Why the Global Rise in Vegan and Plant-Based Eating Isn’t A Fad
Get an overview of vegan statistics from around the world. See why so many people are going vegan and eating plant-based — from athletes to celebrities to everyday people. The rise of plant-based diets is here to stay.
Diets that limit or exclude meat, dairy products, and eggs used to be on the fringe and were seen as fads. Identifying as vegetarian, vegan, or plant-based was often viewed as weird or extreme — more the domain of hippies and activists than of large numbers of everyday people.
Until recently, references to vegan eating in the mainstream media were often negative. And meat-free food options weren’t universally available or appetizing. But now, all that is changing.
Much of the world is trending towards plant-based eating — and this global shift could be here to stay.
Millennials are central drivers of this worldwide shift away from consuming animal products. But the plant-based movement is bigger than any one generation. Everyone from celebrities to athletes to entire companies including Google and countries as big as China are supporting the movement to eat more plant-based foods.
Plant-based eating may not be entirely mainstream yet. But it’s becoming more accepted every day. And this trend is having far-reaching impacts.
Vegan Statistics: Incredible Signs the Global Demand for Plant-Based Foods Is Rising
First of all, according to a forecast report by restaurant consultancy group Baum + Whiteman in New York, “plant-based” will be the food trend of 2018. The report also anticipates that plant-based foods will become the new organic.
In addition, Nestlé, the largest food company in the world, predicts that plant-based foods will continue to grow and … this trend is “here to stay.”
Another company, international delivery service Just Eat named veganism as a top consumer trend in 2018 — due to a 94% increase in “healthy food ordered.”
And similarly, according to data released by GrubHub, the top takeaway marketplace in the U.S., orders for plant-based food have reached a new high. In particular, users chose vegan food 19% more in the first half of 2017 than in the first half of 2016.

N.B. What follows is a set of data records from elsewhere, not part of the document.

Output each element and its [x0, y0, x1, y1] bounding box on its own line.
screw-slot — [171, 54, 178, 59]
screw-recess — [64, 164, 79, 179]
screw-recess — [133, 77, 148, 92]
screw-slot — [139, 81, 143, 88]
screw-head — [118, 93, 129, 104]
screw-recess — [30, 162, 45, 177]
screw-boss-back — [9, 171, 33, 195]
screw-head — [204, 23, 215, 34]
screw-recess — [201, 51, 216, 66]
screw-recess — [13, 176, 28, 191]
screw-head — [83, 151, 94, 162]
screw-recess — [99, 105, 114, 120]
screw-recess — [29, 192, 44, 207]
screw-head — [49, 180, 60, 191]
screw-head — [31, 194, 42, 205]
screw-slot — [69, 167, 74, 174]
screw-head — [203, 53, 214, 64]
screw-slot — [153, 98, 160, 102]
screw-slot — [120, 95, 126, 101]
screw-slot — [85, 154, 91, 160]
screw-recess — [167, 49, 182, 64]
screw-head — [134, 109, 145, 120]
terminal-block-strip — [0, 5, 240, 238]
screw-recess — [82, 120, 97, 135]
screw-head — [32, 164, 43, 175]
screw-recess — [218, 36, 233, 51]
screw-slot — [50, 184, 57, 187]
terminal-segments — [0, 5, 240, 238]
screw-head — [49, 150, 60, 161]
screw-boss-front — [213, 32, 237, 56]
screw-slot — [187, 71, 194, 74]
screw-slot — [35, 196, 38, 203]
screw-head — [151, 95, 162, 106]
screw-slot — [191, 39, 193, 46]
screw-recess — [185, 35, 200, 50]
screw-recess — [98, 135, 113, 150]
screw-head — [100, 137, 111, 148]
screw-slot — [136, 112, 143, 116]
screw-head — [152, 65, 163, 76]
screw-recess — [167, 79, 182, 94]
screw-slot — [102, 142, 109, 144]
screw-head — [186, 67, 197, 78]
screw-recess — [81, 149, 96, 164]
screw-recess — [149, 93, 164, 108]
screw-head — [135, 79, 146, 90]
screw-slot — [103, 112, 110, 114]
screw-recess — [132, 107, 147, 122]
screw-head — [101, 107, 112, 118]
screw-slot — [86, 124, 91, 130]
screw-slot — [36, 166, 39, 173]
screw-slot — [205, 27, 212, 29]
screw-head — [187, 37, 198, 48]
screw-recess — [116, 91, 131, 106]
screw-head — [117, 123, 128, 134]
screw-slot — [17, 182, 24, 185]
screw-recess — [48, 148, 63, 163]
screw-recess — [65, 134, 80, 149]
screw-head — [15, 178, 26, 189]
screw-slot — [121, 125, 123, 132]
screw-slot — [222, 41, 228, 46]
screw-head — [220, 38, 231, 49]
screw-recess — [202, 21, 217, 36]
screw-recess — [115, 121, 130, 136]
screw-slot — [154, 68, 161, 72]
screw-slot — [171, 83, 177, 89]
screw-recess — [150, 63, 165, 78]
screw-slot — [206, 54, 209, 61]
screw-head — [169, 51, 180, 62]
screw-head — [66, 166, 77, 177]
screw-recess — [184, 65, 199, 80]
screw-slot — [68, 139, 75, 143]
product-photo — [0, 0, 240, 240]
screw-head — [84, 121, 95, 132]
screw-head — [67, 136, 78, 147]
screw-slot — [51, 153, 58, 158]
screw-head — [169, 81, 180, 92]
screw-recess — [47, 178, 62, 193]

Here’s more compelling proof to prove the global demand for plant-based foods is increasing:
- Search data from Google Trends shows an impressive worldwide increase in the interest in veganism from 2004 to 2018. Top regions include Israel, Australia, Canada, Austria, and New Zealand.
- There’s been a 600% increase in people identifying as vegans in the U.S in the last three years. According to a report by research firm GlobalData, only 1% of U.S. consumers claimed to be vegan in 2014. And in 2017, that number rose to 6%.
- In the UK, the number of people identifying as vegans has increased by 350%, compared to a decade ago, according to research commissioned by the Vegan Society in partnership with Vegan Life magazine.
- Veganism was a top search trend in Canada in 2017. And the preliminary draft of Canada’s new Food Guide, released in 2017 by the Canadian government, favors plant-based foods.
- In Portugal, vegetarianism rose by 400% in the last decade. This is according to research carried out by Nielsen.
- Plant-based diets are growing across Asia. New dietary guidelines released by the Chinese government encourage the nation’s 1.3 billion people to reduce their meat consumption by 50%. Research predicts that China’s vegan market will grow more than 17% between 2015 and 2020. And in Hong Kong, 22% of the population reports practicing some form of a plant-based diet.
- In Australia, between 2014 and 2016, the number of food products launched carrying a vegan claim rose by 92%. And Australia is the third-fastest growing vegan market in the world.
- Mainstream health organizations are recommending a plant-based diet. Including, among others: Kaiser Permanente, the largest healthcare organization in the U.S.; the Dietary Guidelines Advisory Committee; and the American Institute for Cancer Research.
- Even Walmart, the world’s largest retailer, is asking its suppliers to offer more plant-based products.